Capítulo 1

Venha ao Miramar ainda mesmo que chova

ou

o título que não foi

Antes mesmo de começar a redigir estas páginas, o título “VENHA AO MIRAMAR AINDA MESMO QUE CHOVA” já estava escolhido. Por razões várias, depois de muitas hesitações e com muita dor no coração, teve de ser mudado.

Mas qual a razão de minha fascinação por esse slogan?

Tem a ver com coisas idas, vividas em um passado que quase se perde na noite dos tempos.

Miramar… Amo essa palavra e tudo o que ela evoca.

Um muro cinza quase em ruínas… E em letras quase apagadas, o convite:

VENHA AO MIRAMAR AINDA MESMO QUE CHOVA.

Na minha memória, ele parece um imenso grafite.

Que idade eu teria? Sete, oito anos.

Quando passava de bonde, a caminho da praia, aquelas palavras deliquescentes, diluídas pela chuva e pelos anos, mexiam comigo. Havia naquelas letras negras gravadas no muro cinzento, algo de mágico, de extremamente fascinante, sorte de “invitation ao voyage” a um país das maravilhas.

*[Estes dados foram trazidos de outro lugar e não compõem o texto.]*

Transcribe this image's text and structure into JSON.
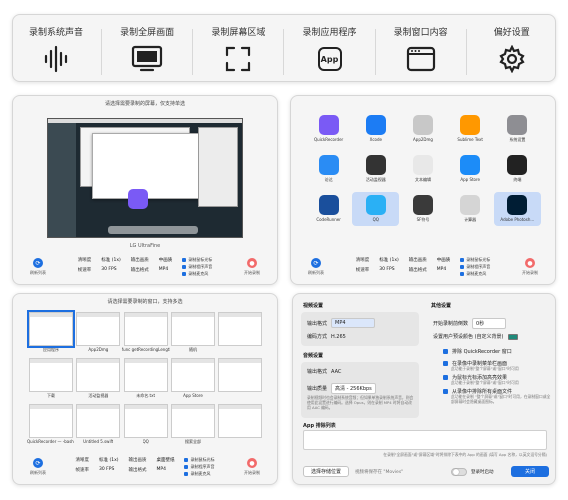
{
  "toolbar": {
    "items": [
      {
        "label": "录制系统声音",
        "icon": "waveform-icon"
      },
      {
        "label": "录制全屏画面",
        "icon": "monitor-icon"
      },
      {
        "label": "录制屏幕区域",
        "icon": "crop-region-icon"
      },
      {
        "label": "录制应用程序",
        "icon": "app-icon",
        "icon_text": "App"
      },
      {
        "label": "录制窗口内容",
        "icon": "window-icon"
      },
      {
        "label": "偏好设置",
        "icon": "gear-icon"
      }
    ]
  },
  "screen_panel": {
    "title": "请选择需要录制的屏幕，仅支持单选",
    "caption": "LG UltraFine",
    "bottom": {
      "refresh": "刷新列表",
      "start": "开始录制",
      "labels_a": [
        "清晰度",
        "帧速率"
      ],
      "values_a": [
        "标准 (1x)",
        "30 FPS"
      ],
      "labels_b": [
        "输出画质",
        "输出格式"
      ],
      "values_b": [
        "中画质",
        "MP4"
      ],
      "checks": [
        "录制鼠标光标",
        "录制程序声音",
        "录制麦克风"
      ]
    }
  },
  "app_panel": {
    "apps": [
      {
        "name": "QuickRecorder",
        "color": "#7a5af5",
        "selected": false
      },
      {
        "name": "Xcode",
        "color": "#1c7cf4",
        "selected": false
      },
      {
        "name": "App2Dmg",
        "color": "#c8c8c8",
        "selected": false
      },
      {
        "name": "Sublime Text",
        "color": "#ff9800",
        "selected": false
      },
      {
        "name": "系统设置",
        "color": "#8e8e93",
        "selected": false
      },
      {
        "name": "访达",
        "color": "#2a8cf4",
        "selected": false
      },
      {
        "name": "活动监视器",
        "color": "#333333",
        "selected": false
      },
      {
        "name": "文本编辑",
        "color": "#e8e8e8",
        "selected": false
      },
      {
        "name": "App Store",
        "color": "#1c8cf8",
        "selected": false
      },
      {
        "name": "终端",
        "color": "#222222",
        "selected": false
      },
      {
        "name": "CodeRunner",
        "color": "#1a4f9c",
        "selected": false
      },
      {
        "name": "QQ",
        "color": "#2ab0f5",
        "selected": true
      },
      {
        "name": "SF符号",
        "color": "#3a3a3a",
        "selected": false
      },
      {
        "name": "计算器",
        "color": "#d5d5d5",
        "selected": false
      },
      {
        "name": "Adobe Photosh…",
        "color": "#001d34",
        "selected": true
      }
    ],
    "bottom": {
      "refresh": "刷新列表",
      "start": "开始录制",
      "labels_a": [
        "清晰度",
        "帧速率"
      ],
      "values_a": [
        "标准 (1x)",
        "30 FPS"
      ],
      "labels_b": [
        "输出画质",
        "输出格式"
      ],
      "values_b": [
        "中画质",
        "MP4"
      ],
      "checks": [
        "录制鼠标光标",
        "录制程序声音",
        "录制麦克风"
      ]
    }
  },
  "window_panel": {
    "title": "请选择需要录制的窗口，支持多选",
    "windows": [
      {
        "name": "应用程序",
        "selected": true
      },
      {
        "name": "App2Dmg",
        "selected": false
      },
      {
        "name": "func getRecordingLength(…",
        "selected": false
      },
      {
        "name": "随机",
        "selected": false
      },
      {
        "name": "",
        "selected": false
      },
      {
        "name": "下载",
        "selected": false
      },
      {
        "name": "活动监视器",
        "selected": false
      },
      {
        "name": "未命名.txt",
        "selected": false
      },
      {
        "name": "App Store",
        "selected": false
      },
      {
        "name": "",
        "selected": false
      },
      {
        "name": "QuickRecorder — -bash —…",
        "selected": false
      },
      {
        "name": "Untitled 5.swift",
        "selected": false
      },
      {
        "name": "QQ",
        "selected": false
      },
      {
        "name": "搜索全部",
        "selected": false
      },
      {
        "name": "",
        "selected": false
      }
    ],
    "bottom": {
      "refresh": "刷新列表",
      "start": "开始录制",
      "labels_a": [
        "清晰度",
        "帧速率"
      ],
      "values_a": [
        "标准 (1x)",
        "30 FPS"
      ],
      "labels_b": [
        "输出画质",
        "输出格式"
      ],
      "values_b": [
        "桌面壁纸",
        "MP4"
      ],
      "checks": [
        "录制鼠标光标",
        "录制程序声音",
        "录制麦克风"
      ]
    }
  },
  "settings_panel": {
    "video_section": "视频设置",
    "video_rows": [
      {
        "label": "输出格式",
        "value": "MP4"
      },
      {
        "label": "编码方式",
        "value": "H.265"
      }
    ],
    "audio_section": "音频设置",
    "audio_rows": [
      {
        "label": "输出格式",
        "value": "AAC"
      },
      {
        "label": "输出质量",
        "value": "高清 - 256Kbps"
      }
    ],
    "audio_hint": "录制视频时也会录制系统音频；但如果单独录制系统声音，则会使用此设置进行编码。选择 Opus，则在录制 MP4 时将自动改用 AAC 编码。",
    "other_section": "其他设置",
    "countdown_label": "开始录制前倒数",
    "countdown_value": "0秒",
    "bgcolor_label": "设置用户预设颜色 (自定义背景)",
    "options": [
      {
        "label": "排除 QuickRecorder 窗口",
        "hint": ""
      },
      {
        "label": "在录像中录制菜单栏画面",
        "hint": "此功能于录制\"整个屏幕\"或\"窗口\"时可用"
      },
      {
        "label": "为鼠标光标添加高亮效果",
        "hint": "此功能于录制\"整个屏幕\"或\"窗口\"时可用"
      },
      {
        "label": "从录像中排除所有桌面文件",
        "hint": "此功能在录制 \"整个屏幕\"或\"窗口\"时可用，在录制窗口或全部屏幕时会隐藏桌面图标。"
      }
    ],
    "exclude_section": "App 排除列表",
    "exclude_hint": "在录制\"全屏画面\"或\"屏幕区域\"时将排除下表中的 App 的画面 (填写 App 名称，以英文逗号分隔)",
    "choose_button": "选择存储位置",
    "save_path": "视频将保存在 \"Movies\"",
    "login_label": "登录时启动",
    "close_button": "关闭"
  }
}
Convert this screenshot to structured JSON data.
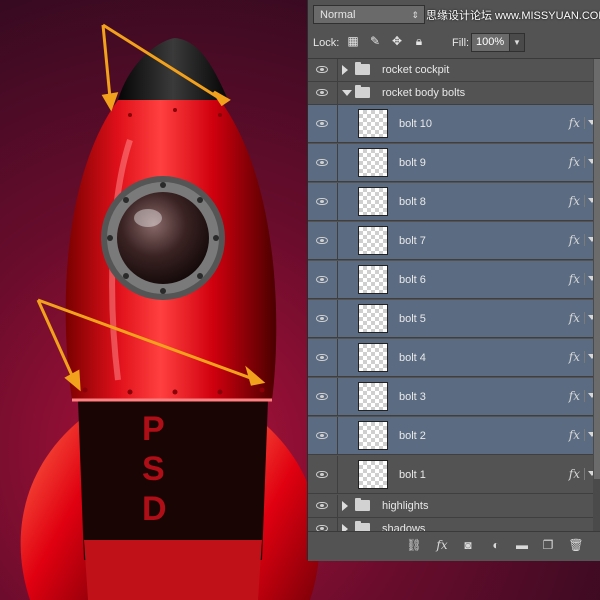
{
  "panel": {
    "blend_mode": "Normal",
    "watermark": "思缘设计论坛 www.MISSYUAN.COM",
    "lock_label": "Lock:",
    "lock_icons": [
      "lock-transparent-icon",
      "lock-brush-icon",
      "lock-move-icon",
      "lock-all-icon"
    ],
    "fill_label": "Fill:",
    "fill_value": "100%"
  },
  "layers": {
    "group_cockpit": "rocket cockpit",
    "group_body": "rocket body bolts",
    "bolts": [
      "bolt 10",
      "bolt 9",
      "bolt 8",
      "bolt 7",
      "bolt 6",
      "bolt 5",
      "bolt 4",
      "bolt 3",
      "bolt 2",
      "bolt 1"
    ],
    "fx_label": "fx",
    "group_highlights": "highlights",
    "group_shadows": "shadows"
  },
  "bottom_icons": [
    "link-icon",
    "fx-icon",
    "mask-icon",
    "adjustment-icon",
    "folder-icon",
    "new-layer-icon",
    "trash-icon"
  ],
  "artwork": {
    "rocket_text": "PSD",
    "arrow_color": "#f2a11c",
    "rocket_color": "#e00010"
  }
}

O que realmente se esconderia por detrás do muro? Apenas mato, talvez. Exuberante e viçoso, por entre os escombros do que já não era.

A frase tantas vezes ouvida ao longo da infância, repetida em tom de humor por santistas nostálgicos, e mais todos aqueles slogans que me obcecavam e me acompanharam pela vida afora: Chova, vente ou faça sol… Não há inverno, nem verão. Eterna primavera. Hoje melhor do que ontem. Amanhã melhor do que hoje.

Indo a Santos, vá ao Miramar, ainda mesmo que chova. Era a versão para os “forasteiros” como, então, eram chamados os turistas.

A expressão ainda mesmo que chova era marca registrada sob número 4791.

Diante de tantas referências à famosa inscrição, de tantos testemunhos e de suas variantes, às vezes, chego a ficar um pouco em dúvida.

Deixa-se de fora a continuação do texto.